Marcus himself commented that the death of tokenmaxxing was "potentially a very serious issue for all three big IPOs."

Michael Burry, the "Big Short" investor who's taken an AI-skeptical turn, also referenced the story on X.

Others say it's token misuse

As the tokenmaxxing frenzy dies down, some engineers are wondering: are we spending in the right ways? Altman's comments may be less of a dark warning and more of a rational cost-benefit analysis.

Google software engineer Patrick Toulme commented that "getting value out of agents is still too difficult for most engineers, so they end up just burning tokens."
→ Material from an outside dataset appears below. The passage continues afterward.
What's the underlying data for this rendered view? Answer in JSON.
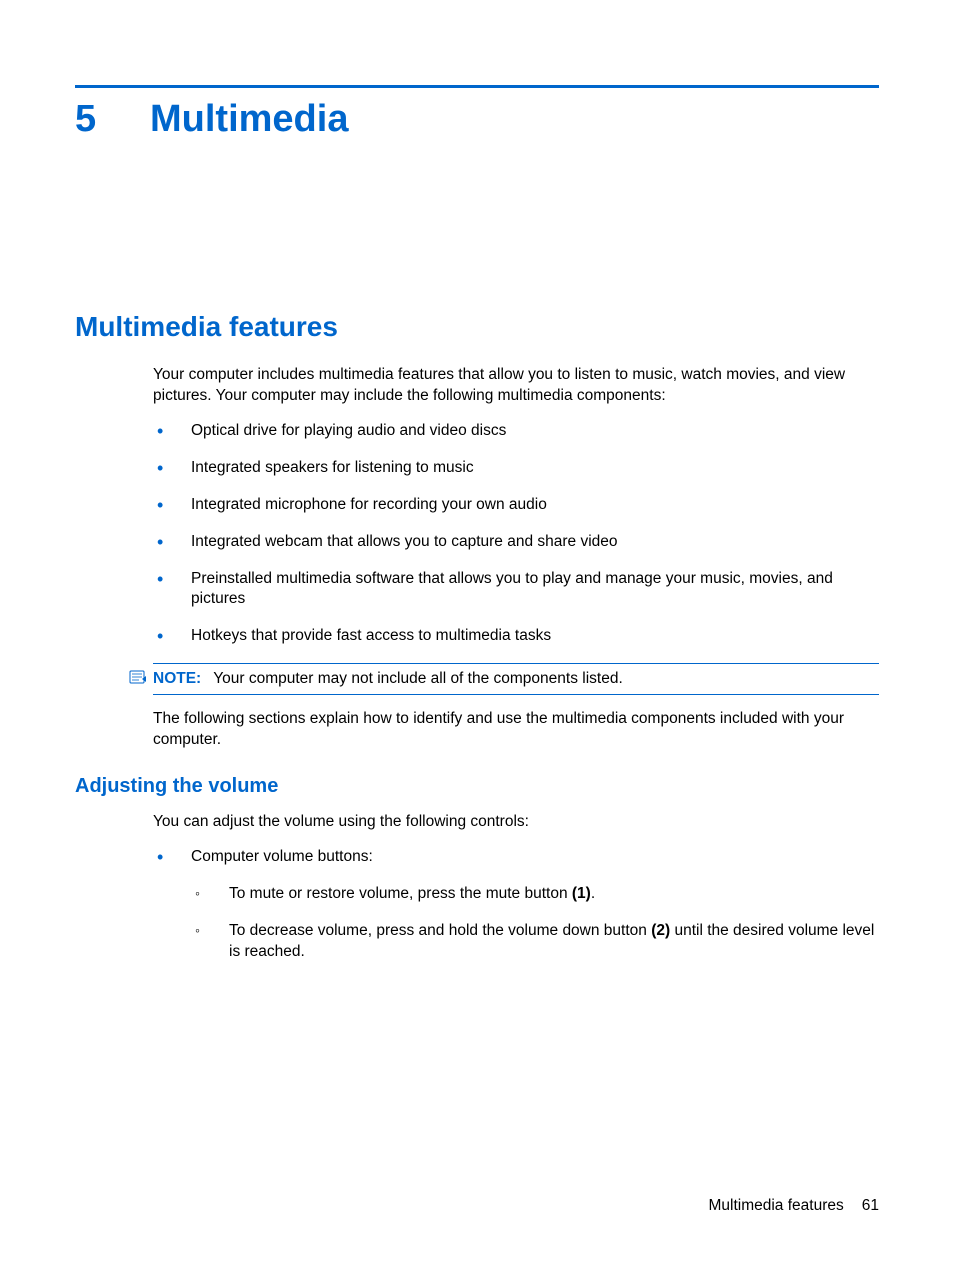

"80% of the economic value of LLMs come from 20% of the tokens," BCA Research's chief strategist Peter Berezin wrote. "There is a long tail of dubious token usage that can be greatly curtailed without much negative impact on productivity."

Token leaderboards are an epically bad idea https://t.co/SdsovAmbmU pic.twitter.com/g3diMQvd2n

— Randy Little (@randytlittle) June 3, 2026

Kun Chen worked at Meta, Microsoft, and Atlassian. He wrote that AI spending was "driven by FOMO," so some cutback was "inevitable."

Still, he remained optimistic.

"I'm bullish that real demand will slowly build up again," Chen wrote.

Duckbill chief cloud economist Corey Quinn took a more ironic approach. He wrote that Altman was starting to realize that OpenAI's tokens — the tokens he sells — can be expensive.

"Truly the Copernicus of his generation," Quinn wrote.